Generate IDs using complex Regexes

Hi!
I’m currently working on trying to generate some data using the DayZsynthesizer and I’m trying to give a id column a specific regex. Until now I have not encountered any problems with my regex but now it seems to crash when I want to generate the data.

(?:22|01|29|13|02|20|14|12|07|05|17|18|11|32)[0-9]{8}

select from a list of numbers and add 8 random number afterwards.

I also tried with (?:[22|01|29|13|02|20|14|12|07|05|17|18|11|32])[0-9]{8} adding the brakets but it doesn’t select from the list.

My error looks like this : File “sdv_enterprise/sdv/multi_table/dayz/day_zero.pyx”, line 90, in sdv_enterprise.sdv.multi_table.dayz.day_zero.expirable.wrapper
File “sdv_enterprise/sdv/multi_table/dayz/day_zero.pyx”, line 602, in sdv_enterprise.sdv.multi_table.dayz.day_zero.DayZSynthesizer.load
File “sdv_enterprise/sdv/multi_table/dayz/day_zero.pyx”, line 603, in sdv_enterprise.sdv.multi_table.dayz.day_zero.DayZSynthesizer.load
File “sdv_enterprise/rdt/transformers/id/id.pyx”, line 60, in sdv_enterprise.rdt.transformers.id.id.RandomRegexGenerator.setstate
File “sdv_enterprise/rdt/transformers/id/utils.pyx”, line 203, in sdv_enterprise.rdt.transformers.id.utils.random_strings_from_regex
KeyError: BRANCH

This is the regex that I want to apply.
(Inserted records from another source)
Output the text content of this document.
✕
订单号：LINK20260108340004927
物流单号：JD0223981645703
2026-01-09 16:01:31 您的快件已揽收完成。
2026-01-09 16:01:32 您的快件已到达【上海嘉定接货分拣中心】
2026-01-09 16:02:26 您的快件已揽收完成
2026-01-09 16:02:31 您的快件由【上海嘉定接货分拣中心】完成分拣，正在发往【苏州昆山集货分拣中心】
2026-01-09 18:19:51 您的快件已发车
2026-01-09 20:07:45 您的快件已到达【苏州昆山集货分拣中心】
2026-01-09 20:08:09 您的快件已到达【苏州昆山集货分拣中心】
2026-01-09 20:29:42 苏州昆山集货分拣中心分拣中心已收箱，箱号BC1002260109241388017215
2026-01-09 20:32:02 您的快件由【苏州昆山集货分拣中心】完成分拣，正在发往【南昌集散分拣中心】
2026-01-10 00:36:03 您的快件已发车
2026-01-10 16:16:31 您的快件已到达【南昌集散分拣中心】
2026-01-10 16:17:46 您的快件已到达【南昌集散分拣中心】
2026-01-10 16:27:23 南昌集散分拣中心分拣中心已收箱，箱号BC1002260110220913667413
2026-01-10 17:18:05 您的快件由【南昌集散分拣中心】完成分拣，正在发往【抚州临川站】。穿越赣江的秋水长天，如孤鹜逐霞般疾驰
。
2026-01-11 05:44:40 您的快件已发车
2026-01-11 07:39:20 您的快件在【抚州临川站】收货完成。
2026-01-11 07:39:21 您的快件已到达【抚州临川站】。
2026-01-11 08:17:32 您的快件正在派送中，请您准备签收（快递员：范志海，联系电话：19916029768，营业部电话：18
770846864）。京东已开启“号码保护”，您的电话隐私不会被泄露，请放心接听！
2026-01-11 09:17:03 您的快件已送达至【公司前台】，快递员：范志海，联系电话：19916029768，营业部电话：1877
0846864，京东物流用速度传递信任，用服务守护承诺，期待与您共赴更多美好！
When updating the metadata it’s seem to work until sampling it does not want to generate this.

Thanks,

Charles -

Hi,

I also wanted to add that I found a work-around by just generating the 8 digits and add the prefix later in my Jupyter Notebook. I would still like to utilize the regex though…
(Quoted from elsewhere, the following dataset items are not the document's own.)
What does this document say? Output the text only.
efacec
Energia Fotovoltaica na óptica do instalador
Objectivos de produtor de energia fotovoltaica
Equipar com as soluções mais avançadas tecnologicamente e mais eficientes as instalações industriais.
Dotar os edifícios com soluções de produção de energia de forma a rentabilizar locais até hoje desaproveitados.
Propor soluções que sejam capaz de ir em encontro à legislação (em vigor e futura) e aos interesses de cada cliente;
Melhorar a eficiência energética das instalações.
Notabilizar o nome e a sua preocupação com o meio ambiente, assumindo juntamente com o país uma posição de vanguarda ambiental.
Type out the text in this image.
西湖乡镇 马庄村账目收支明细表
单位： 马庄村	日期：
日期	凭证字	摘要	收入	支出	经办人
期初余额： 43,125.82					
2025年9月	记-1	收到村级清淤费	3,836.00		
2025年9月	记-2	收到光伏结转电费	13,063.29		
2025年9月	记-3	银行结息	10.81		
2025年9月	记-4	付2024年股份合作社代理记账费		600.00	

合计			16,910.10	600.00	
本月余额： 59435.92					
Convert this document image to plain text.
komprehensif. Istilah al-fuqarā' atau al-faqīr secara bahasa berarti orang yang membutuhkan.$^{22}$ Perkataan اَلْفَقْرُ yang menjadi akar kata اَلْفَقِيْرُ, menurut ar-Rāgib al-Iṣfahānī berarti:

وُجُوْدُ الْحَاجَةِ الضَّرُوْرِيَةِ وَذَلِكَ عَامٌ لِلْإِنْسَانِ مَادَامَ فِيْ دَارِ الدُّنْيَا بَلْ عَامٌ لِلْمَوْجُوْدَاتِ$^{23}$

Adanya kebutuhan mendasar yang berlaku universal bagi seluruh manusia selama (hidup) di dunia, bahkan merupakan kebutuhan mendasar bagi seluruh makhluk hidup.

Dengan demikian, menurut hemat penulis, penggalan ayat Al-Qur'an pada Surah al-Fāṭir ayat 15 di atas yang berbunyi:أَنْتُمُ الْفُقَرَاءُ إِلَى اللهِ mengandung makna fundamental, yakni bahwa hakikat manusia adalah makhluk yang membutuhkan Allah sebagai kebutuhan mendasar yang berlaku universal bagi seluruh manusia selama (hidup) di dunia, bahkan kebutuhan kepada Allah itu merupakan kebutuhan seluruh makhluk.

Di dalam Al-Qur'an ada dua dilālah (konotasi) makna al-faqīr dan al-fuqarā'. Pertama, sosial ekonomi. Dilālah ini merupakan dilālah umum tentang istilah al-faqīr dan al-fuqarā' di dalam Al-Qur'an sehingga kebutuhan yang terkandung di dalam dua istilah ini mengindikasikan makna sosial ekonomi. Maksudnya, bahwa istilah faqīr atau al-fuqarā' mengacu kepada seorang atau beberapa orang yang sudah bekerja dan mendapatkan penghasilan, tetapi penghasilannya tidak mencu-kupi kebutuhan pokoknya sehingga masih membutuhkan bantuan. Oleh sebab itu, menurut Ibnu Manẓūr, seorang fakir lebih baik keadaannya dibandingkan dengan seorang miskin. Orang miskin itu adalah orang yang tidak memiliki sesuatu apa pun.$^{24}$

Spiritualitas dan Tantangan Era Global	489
I am using the DayZSynthesizer.

Hi @epicvu, I’m glad you were able to provide a workaround.

Currently, our Regex generation tool does not support complex regexes with OR logic. We’ve described this in our RDT FAQs. Click here to read. I recognize that this information is not as easy to find. We’re working ASAP to provide you this info upfront in the both the docs and the code.
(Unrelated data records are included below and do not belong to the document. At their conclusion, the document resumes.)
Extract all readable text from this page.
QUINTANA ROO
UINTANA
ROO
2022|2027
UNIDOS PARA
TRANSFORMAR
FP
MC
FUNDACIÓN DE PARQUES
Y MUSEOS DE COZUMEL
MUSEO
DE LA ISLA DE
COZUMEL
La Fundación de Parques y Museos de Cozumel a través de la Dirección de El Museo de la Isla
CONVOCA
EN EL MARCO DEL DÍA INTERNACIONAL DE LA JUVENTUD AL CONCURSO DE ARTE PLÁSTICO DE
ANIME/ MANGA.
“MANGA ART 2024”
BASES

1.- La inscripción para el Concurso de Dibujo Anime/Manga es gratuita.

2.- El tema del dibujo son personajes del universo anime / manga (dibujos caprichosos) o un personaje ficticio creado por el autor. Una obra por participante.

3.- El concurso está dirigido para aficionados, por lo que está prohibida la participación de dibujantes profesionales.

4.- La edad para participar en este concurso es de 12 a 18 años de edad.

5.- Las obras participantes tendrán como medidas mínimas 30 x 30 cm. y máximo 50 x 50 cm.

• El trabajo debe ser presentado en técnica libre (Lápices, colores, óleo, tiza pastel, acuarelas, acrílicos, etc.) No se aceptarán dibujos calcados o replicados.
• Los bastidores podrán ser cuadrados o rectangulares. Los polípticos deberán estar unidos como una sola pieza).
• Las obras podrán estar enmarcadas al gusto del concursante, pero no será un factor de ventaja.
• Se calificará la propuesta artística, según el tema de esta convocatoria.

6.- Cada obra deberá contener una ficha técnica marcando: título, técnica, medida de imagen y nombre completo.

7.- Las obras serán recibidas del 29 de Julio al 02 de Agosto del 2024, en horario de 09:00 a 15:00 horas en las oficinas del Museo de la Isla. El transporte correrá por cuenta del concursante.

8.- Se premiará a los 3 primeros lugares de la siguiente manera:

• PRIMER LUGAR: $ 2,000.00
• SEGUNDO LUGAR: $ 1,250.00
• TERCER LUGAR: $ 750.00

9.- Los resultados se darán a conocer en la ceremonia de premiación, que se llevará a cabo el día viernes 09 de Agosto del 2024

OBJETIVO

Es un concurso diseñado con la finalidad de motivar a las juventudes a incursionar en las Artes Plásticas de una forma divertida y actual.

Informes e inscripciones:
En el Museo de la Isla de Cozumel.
In the meantime, I will also file a feature request internally to be able to support more complex Regexes. Out of curiosity, what does this column represent in your data? I see that it’s overall a 10-digit value where the first two digits have to be from a specific list of values (22, 01, 29, 19, …). Do the first two digits have any specific meaning to your downstream application?

Hi @neha, thanks for the informations.
It is quite tricky to get to that information and thanks for the link.

The numbers represents regions (two digits french postcodes) to be exact. It does not inherit from a specific column in the data but it just has to be informative.

Appreciate the information @epicvu. Happy to help find the right info for you.

The numbers represents regions (two digits french postcodes) to be exact.

I see online that French postcodes are generally 5-digits long. However, your prefix is 2-digits and the total Regex is for a 10-digit value. So is the overall value for a postcode or some other address-related concept?

I am asking because if your column represents a real world concept (such as a postcode), then the recommended approach is to specify that real-world concept as the sdtype in your metadata. For example, the following code should generate 5-digit French postcodes:

# update the column's sdtype to a real-world concept
metadata.update_column(
    table_name='my_table_name',
    column_name='my_column_name',
    sdtype='postcode')

metadata.save_to_json(filepath='my_updated_metadata.json')

# specify the French locale when creating the synthesizer
synthesizer = DayZSynthesizer(metadata, locales=['fr_FR'])
synthesizer.sample(num_rows=10)

This should produce postcodes such as 52462, 97640, 38852, ...

For more information on the possible real-world concepts, you can click here to see the docs.

Yeah I would use the sdtype postcode if I had to. In this case I wanted to generate an “id” with 8 random numbers and also add the 2 postcode digits. Ultimately I generated 50k unique ids and when I added the special prefix and looked for unique ids using the command

len(list(set(df["special_id"])))

I would either find 49999 or 50000 unique ids. So it suited my needs. The data isn’t really used at the moment it is an experimentation to replicate encountered data and new id types in the company.